I - The expenditure should not be prima facie more than the occasion demands. Every Government servant should exercise the same vigilance and care in respect of expenditure from public moneys under his control as a person of ordinary prudence would exercise in respect of expenditure of his own money.

II - Public money should not be utilised for the benefit of a particular person or section of the community unless -

(a) the amount of expenditure involved is insignificant, or

(b) a claim for the amount can be enforced in a court of law, or

(c) the expenditure is in pursuance of a recognised policy or custom.

III - No authority should exercise its power of sanctioning expenditure to pass an order directly or indirectly to its own advantage.

IV - The amount of allowances, such as travelling allowances, granted to meet expenditure of a particular type, should be so regulated that the allowances are not on the whole sources of profit to the recipients.

13. Committee on Estimates. - There is a Committee on Estimates constituted by the Legislative Assembly to examine such of the estimates as may seem fit to the Committee or are specifically referred to it by the House. (For rules relating to constitution and the functions of this Committee see Chapter XVII).

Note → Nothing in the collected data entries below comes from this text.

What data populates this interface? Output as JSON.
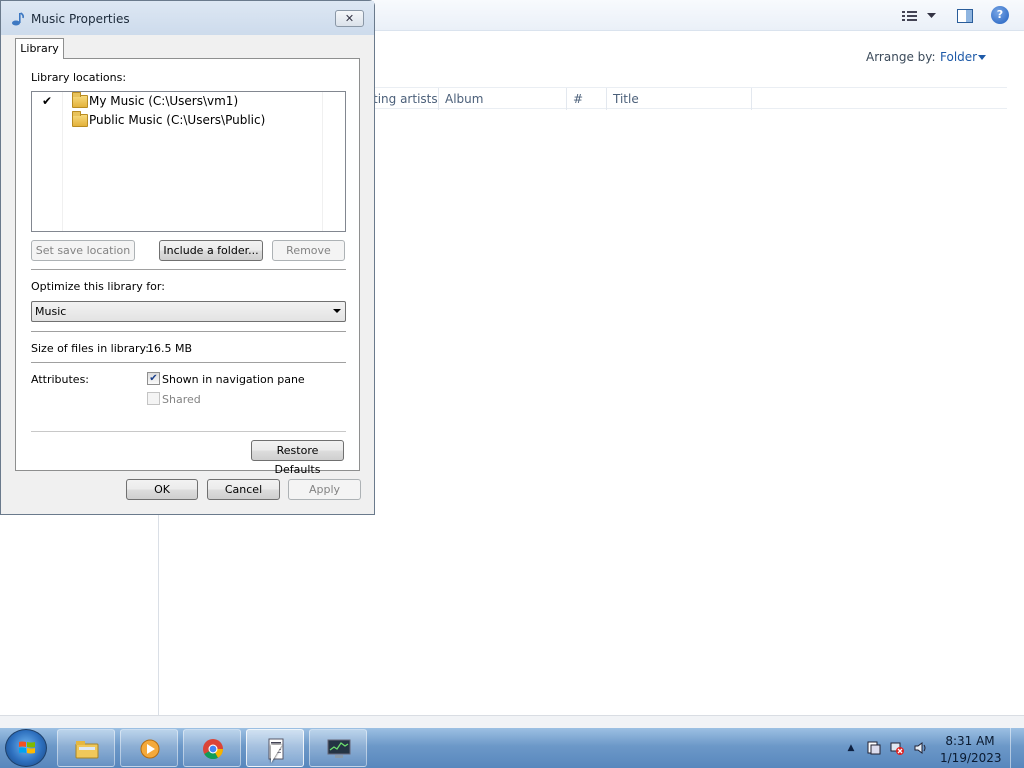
{
  "explorer": {
    "arrange_label": "Arrange by:",
    "arrange_value": "Folder",
    "columns": [
      "ting artists",
      "Album",
      "#",
      "Title"
    ]
  },
  "dialog": {
    "title": "Music Properties",
    "close_glyph": "✕",
    "tab": "Library",
    "library_locations_label": "Library locations:",
    "locations": [
      {
        "checked": "✔",
        "name": "My Music (C:\\Users\\vm1)"
      },
      {
        "checked": "",
        "name": "Public Music (C:\\Users\\Public)"
      }
    ],
    "set_save_location": "Set save location",
    "include_folder": "Include a folder...",
    "remove": "Remove",
    "optimize_label": "Optimize this library for:",
    "optimize_value": "Music",
    "size_label": "Size of files in library:",
    "size_value": "16.5 MB",
    "attributes_label": "Attributes:",
    "shown_in_nav": {
      "label": "Shown in navigation pane",
      "checked": true,
      "glyph": "✔"
    },
    "shared": {
      "label": "Shared",
      "checked": false
    },
    "restore_defaults": "Restore Defaults",
    "ok": "OK",
    "cancel": "Cancel",
    "apply": "Apply"
  },
  "taskbar": {
    "time": "8:31 AM",
    "date": "1/19/2023",
    "items": [
      "start-button",
      "file-explorer",
      "media-player",
      "chrome",
      "notepad-document",
      "system-monitor"
    ]
  },
  "colors": {
    "accent": "#1e5aa8",
    "taskbar": "#6c98c8",
    "dialog_title": "#dde7f3"
  }
}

14. Committee on Public Accounts. - The Appropriation Act has the effect of determining the objects on which money may be spent from the Consolidated Fund of the State and the amount which can be spent on each object. The amount of expenditure which can be incurred is thus strictly controlled by the Legislature, as expressed by the demands votes by the Legislative Assembly, are actually compiled with is investigated and brought to the notice of the Legislative Assembly by the Committee on Public Accounts. (For the constitution and functions of this Committee see Chapter XVI).